Le médiateur dans la crise guinéenne, le président burkinabè Blaise Compaoré, préconise le maintien au pouvoir du chef de la junte lors d'une "transition" de 10 mois pour sortir de la crise actuelle, a-t-on appris vendredi auprès de la médiation.
Dans un document consulté vendredi par l'AFP, M. Compaoré propose notamment la mise en place d'un "Conseil national de transition" dirigé par le chef de la junte, le capitaine Moussa Dadis Camara, qui sera également "chef de l'Etat" et "chef suprême des armées".

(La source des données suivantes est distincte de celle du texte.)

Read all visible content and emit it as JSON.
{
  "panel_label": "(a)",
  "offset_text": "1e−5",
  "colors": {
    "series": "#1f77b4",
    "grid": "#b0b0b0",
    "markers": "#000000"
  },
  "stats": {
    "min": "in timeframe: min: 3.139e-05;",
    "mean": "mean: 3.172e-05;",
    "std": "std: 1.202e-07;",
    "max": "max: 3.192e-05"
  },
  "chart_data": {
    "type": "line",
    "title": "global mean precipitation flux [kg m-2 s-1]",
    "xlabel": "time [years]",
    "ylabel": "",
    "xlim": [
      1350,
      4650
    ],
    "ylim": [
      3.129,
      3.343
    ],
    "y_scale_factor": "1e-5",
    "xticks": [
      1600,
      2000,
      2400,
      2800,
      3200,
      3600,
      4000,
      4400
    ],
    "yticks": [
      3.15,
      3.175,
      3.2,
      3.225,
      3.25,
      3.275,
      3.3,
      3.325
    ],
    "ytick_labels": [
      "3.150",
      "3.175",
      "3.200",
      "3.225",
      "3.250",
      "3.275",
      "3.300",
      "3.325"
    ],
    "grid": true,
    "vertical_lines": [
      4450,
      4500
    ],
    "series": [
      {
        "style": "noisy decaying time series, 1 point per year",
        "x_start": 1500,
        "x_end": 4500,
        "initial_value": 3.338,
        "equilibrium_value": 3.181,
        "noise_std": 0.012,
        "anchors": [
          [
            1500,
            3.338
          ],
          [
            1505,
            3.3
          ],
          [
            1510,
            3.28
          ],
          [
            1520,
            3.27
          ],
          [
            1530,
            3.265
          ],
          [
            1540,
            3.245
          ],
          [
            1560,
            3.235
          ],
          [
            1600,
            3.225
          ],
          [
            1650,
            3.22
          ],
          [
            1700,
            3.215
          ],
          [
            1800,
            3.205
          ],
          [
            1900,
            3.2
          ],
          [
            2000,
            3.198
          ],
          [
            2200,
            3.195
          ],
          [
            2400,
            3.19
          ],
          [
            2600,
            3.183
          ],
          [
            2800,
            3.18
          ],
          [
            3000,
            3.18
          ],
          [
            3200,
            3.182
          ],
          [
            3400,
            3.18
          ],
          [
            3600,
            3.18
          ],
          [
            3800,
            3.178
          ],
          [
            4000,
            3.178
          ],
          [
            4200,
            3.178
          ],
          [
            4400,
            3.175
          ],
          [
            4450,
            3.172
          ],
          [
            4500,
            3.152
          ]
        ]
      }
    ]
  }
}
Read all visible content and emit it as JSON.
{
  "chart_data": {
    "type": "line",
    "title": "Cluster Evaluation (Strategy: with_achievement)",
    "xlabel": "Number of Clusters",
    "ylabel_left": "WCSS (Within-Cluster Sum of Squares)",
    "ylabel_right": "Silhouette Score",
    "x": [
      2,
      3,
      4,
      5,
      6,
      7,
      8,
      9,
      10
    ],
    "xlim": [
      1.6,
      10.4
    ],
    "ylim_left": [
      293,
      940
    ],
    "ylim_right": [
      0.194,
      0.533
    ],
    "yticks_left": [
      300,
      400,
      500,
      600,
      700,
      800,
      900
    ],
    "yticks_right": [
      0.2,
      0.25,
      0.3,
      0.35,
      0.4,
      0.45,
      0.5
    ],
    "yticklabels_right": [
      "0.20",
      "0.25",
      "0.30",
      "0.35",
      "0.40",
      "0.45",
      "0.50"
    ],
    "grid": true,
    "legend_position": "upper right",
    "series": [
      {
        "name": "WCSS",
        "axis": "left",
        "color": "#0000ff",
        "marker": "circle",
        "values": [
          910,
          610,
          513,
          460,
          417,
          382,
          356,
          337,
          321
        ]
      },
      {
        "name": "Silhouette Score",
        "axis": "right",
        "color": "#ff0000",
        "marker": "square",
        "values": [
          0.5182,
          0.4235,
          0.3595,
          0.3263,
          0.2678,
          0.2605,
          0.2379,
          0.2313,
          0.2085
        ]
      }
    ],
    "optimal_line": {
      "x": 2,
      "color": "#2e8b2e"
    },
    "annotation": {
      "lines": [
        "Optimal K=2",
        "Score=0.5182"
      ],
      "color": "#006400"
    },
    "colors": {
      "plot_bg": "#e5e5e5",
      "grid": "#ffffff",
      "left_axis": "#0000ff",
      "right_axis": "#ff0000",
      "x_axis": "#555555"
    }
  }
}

"Le Conseil national de transition est chargé de l'organisation de l'élection présidentielle dans un délai de 10 mois", indique le document, précisant que la période de transition pourrait débuter en décembre.
M. Compaoré, nommé médiateur dans cette crise par la Communauté économique des Etats d'Afrique de l'Ouest (Cédéao), propose également la mise en place d'un "gouvernement d'union nationale" formé de 30 membres et dirigé par un Premier ministre issu des Forces vives (coalition rassemblant des membres de l'opposition, des syndicats et de la société civile).
Dix membres du gouvernement seront issus des Forces vives, dix du Conseil national pour la démocratie et le développement (CNDD, junte) et dix "autres" pourraient revenir au "bloc des forces patriotiques", proche de la junte.
Selon le document, le "chef de l'Etat et tout membre du gouvernement voulant se présenter à l'élection présidentielle doit démissionner 4 mois avant le jour du vote" pour se porter candidat.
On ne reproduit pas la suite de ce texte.